Jerusalém - O exército israelense, que abandonou Belém sexta-feira a basílica da Natividade, ontem parecia ter adiado uma ofensiva na Faixa de Gaza, decidida depois do mortífero atentado suicida palestino de terça-feira passada, em Tel Aviv.
‘‘O exército terminou sua retirada de Belém’’, indicou um porta-voz militar israelense em um comunicado publicado na noite de sexta-feira, depois do cerco de 39 dias à basílica e a saída dos palestinos desse local onde se refugiavam.
As forças voltarão a ser mobilizadas, segundo o exército, nas proximidades da zona Belém-Beit-Jala, que continuará cercada, como todas as cidades da Cisjordânia evacuadas pelo exército israelense.
O ministro das Relações Exteriores israelense, Shimon Peres, declarou, em relação aos 13 palestinos, que seu país se reservava o direito de pedir sua extradição.
‘‘Essa gente tem as mãos ensanguentadas.
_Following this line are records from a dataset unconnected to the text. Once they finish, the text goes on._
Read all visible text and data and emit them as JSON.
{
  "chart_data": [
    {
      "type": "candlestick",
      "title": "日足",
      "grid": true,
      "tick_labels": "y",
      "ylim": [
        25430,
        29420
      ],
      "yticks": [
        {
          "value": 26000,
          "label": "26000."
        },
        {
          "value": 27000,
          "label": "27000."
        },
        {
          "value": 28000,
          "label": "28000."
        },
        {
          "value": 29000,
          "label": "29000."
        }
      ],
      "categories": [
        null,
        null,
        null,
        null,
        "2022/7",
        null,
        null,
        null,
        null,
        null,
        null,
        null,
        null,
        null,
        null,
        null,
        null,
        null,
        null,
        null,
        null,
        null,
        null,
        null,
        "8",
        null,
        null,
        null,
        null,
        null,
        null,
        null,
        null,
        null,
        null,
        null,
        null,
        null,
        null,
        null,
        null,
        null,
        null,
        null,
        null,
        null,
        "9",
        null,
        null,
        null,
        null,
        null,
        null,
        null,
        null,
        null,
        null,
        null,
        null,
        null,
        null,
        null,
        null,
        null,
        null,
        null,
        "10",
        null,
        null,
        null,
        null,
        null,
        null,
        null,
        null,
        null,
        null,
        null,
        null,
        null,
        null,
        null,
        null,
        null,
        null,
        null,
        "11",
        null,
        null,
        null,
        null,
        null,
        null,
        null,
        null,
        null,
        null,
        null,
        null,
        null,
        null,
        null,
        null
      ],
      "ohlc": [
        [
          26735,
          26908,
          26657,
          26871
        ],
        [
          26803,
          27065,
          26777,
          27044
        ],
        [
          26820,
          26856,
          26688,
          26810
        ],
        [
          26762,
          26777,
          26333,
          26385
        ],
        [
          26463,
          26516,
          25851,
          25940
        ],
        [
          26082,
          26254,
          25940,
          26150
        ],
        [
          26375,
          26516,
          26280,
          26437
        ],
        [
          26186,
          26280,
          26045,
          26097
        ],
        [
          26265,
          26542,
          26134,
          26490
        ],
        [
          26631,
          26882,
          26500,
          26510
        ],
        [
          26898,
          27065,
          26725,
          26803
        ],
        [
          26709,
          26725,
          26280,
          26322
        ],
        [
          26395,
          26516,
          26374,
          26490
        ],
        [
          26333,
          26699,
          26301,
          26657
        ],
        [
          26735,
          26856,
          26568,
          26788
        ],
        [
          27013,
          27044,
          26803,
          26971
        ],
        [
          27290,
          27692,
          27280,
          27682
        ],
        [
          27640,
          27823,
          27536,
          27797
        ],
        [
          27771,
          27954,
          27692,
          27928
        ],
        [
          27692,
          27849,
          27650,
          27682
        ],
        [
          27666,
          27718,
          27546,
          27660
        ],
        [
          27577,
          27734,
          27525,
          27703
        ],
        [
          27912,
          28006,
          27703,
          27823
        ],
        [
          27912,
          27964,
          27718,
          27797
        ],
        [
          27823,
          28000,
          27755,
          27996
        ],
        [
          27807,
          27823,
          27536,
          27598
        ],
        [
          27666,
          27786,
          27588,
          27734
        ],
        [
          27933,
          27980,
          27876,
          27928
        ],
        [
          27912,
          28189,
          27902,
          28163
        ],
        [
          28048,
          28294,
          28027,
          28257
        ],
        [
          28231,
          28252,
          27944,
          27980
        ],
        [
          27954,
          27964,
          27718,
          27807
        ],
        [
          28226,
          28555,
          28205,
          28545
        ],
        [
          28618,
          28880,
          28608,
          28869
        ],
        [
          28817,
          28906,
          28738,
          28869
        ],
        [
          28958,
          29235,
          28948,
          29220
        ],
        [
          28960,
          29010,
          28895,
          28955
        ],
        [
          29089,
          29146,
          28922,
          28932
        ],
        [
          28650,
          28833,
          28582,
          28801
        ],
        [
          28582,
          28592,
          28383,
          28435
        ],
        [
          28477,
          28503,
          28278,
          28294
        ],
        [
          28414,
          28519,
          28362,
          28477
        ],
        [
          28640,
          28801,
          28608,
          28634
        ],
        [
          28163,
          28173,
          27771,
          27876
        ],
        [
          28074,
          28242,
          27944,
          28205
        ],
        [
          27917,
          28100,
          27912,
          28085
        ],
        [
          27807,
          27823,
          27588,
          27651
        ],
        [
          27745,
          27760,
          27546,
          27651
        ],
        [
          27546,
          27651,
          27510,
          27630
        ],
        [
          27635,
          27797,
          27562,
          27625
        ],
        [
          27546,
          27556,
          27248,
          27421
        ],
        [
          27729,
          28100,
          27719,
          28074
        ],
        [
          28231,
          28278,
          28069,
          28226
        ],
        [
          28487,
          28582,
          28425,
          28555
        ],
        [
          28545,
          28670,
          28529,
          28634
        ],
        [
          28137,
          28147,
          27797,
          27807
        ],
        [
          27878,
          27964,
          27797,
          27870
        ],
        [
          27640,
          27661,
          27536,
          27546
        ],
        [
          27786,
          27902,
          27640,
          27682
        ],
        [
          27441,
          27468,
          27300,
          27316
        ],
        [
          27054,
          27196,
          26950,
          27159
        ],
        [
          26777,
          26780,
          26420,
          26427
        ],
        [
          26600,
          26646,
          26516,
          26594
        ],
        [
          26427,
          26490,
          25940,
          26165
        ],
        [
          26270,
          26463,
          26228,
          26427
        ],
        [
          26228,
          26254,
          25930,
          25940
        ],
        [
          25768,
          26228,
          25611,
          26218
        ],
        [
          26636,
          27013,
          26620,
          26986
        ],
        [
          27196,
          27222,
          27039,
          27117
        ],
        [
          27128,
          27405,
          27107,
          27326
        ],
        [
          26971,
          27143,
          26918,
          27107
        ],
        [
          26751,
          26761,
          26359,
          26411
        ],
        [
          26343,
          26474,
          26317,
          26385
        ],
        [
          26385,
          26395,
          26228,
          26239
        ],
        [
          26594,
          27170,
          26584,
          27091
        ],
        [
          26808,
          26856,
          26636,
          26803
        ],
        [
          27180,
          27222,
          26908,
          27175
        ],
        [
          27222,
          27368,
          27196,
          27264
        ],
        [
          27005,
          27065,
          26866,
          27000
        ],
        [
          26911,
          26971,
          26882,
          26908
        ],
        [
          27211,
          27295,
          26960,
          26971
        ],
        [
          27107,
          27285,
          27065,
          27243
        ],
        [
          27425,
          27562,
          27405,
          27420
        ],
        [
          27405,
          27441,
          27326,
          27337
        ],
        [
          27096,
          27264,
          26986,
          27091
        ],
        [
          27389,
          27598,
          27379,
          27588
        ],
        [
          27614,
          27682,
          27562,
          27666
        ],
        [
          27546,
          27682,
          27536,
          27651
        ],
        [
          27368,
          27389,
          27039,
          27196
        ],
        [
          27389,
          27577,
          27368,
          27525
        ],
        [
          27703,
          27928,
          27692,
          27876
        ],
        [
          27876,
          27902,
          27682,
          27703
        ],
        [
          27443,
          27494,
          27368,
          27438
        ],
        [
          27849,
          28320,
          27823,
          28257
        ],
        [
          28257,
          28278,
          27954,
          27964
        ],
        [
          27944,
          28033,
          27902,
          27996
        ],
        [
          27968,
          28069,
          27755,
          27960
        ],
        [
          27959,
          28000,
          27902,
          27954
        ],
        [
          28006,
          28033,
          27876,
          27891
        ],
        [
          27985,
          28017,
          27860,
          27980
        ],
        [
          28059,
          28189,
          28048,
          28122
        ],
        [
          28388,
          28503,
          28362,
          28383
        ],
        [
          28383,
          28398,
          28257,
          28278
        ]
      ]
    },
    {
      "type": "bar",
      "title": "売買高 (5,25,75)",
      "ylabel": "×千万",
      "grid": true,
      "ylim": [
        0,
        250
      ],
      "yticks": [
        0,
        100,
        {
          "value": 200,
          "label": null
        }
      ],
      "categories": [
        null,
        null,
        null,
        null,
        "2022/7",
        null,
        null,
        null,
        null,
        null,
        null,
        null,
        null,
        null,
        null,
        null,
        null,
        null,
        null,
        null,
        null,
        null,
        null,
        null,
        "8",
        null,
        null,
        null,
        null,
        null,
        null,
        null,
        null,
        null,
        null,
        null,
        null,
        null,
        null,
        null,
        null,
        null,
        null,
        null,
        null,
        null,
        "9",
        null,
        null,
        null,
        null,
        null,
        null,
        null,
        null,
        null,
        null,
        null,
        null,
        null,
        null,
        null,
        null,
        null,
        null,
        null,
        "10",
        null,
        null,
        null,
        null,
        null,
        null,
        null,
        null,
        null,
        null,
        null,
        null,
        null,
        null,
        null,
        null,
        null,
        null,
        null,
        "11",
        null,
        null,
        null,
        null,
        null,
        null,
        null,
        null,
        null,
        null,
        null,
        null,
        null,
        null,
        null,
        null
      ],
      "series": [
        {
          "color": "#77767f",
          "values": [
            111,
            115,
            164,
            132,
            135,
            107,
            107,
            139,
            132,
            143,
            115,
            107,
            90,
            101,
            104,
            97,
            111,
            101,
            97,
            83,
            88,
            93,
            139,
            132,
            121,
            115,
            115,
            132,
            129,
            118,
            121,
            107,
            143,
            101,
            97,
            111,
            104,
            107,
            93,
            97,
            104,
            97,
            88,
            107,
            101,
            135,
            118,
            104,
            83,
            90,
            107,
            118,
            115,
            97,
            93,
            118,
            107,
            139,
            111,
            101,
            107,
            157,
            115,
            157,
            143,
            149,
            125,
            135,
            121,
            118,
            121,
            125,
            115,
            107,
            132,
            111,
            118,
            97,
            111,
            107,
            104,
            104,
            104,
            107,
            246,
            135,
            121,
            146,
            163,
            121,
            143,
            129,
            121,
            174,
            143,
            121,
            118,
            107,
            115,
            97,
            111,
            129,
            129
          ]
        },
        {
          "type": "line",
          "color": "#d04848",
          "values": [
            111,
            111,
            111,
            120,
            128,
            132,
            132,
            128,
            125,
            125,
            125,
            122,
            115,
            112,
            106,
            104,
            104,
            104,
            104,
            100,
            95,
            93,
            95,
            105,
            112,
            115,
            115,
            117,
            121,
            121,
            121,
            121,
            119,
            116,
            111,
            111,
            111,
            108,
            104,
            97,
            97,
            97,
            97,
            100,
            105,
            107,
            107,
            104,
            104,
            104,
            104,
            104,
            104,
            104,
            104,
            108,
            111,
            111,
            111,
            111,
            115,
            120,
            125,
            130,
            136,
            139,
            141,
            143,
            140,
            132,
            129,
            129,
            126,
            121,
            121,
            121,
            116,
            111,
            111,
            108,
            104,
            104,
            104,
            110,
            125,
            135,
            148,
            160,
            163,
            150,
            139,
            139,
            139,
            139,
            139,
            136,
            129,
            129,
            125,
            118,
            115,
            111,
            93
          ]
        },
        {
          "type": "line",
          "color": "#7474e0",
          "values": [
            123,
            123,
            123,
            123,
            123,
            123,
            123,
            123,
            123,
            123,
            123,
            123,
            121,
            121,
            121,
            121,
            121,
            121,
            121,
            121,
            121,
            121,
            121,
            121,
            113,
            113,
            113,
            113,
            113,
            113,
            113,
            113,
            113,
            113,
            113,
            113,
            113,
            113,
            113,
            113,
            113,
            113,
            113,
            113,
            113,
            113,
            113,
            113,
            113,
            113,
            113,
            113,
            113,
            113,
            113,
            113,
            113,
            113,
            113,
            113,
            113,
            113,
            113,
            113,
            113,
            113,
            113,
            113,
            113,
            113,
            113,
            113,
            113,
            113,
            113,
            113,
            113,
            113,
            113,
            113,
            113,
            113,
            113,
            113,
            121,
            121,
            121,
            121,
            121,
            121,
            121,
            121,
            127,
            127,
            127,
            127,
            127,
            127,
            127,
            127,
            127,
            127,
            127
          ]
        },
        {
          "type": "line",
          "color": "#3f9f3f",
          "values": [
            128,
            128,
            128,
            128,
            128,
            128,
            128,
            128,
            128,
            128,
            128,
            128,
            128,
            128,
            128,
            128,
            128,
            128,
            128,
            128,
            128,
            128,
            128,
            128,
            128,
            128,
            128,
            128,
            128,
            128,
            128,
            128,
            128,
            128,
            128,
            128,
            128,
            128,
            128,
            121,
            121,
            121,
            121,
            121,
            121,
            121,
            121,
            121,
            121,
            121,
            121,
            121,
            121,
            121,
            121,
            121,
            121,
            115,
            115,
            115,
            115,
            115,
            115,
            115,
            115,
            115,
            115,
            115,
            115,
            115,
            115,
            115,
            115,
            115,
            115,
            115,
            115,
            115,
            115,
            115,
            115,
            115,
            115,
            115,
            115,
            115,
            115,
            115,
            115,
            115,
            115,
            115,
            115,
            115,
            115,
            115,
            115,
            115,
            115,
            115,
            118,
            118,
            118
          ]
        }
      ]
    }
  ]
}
Mataram outras pessoas’’, declarou ontem Peres, ao término de uma reunião, em Roma, com o chefe de Governo italiano Silvio Berlusconi.
Os 13 palestinos, considerados ‘‘perigosos terroristas’’ por Israel, passaram sua primeira noite no Chipre, em um hotel às margens do mar, para onde foram trasladados à espera de um país que os receba.
Três países – Itália, Portugal e Grécia – deixaram ver sexta-feira a possibilidade de aceitarem alguns deles.
Outros 26 palestinos, menos perigosos, foram escoltados até a Faixa de Gaza, onde foram recebidos como heróis. Os 84 restantes, de quem Israel não tem, em princípio, qualquer reclamação, foram liberados depois de um simples controle de identidade.
Visita Os 13 palestinos receberam ontem a visita de vários diplomatas europeus. O objetivo dessas entrevistas era preparar esses homens, considerados perigosos por Israel, para seu exílio na Europa, segundo o representante palestino na Nicósia, Samir Abú Ghazaleh.
Os combatentes palestinos conhecerão seu destino final até amanhã, assinalou à imprensa o diplomata palestino, que acrescentou que os mesmos abandonarão o Chipre dentro de três ou quatro dias.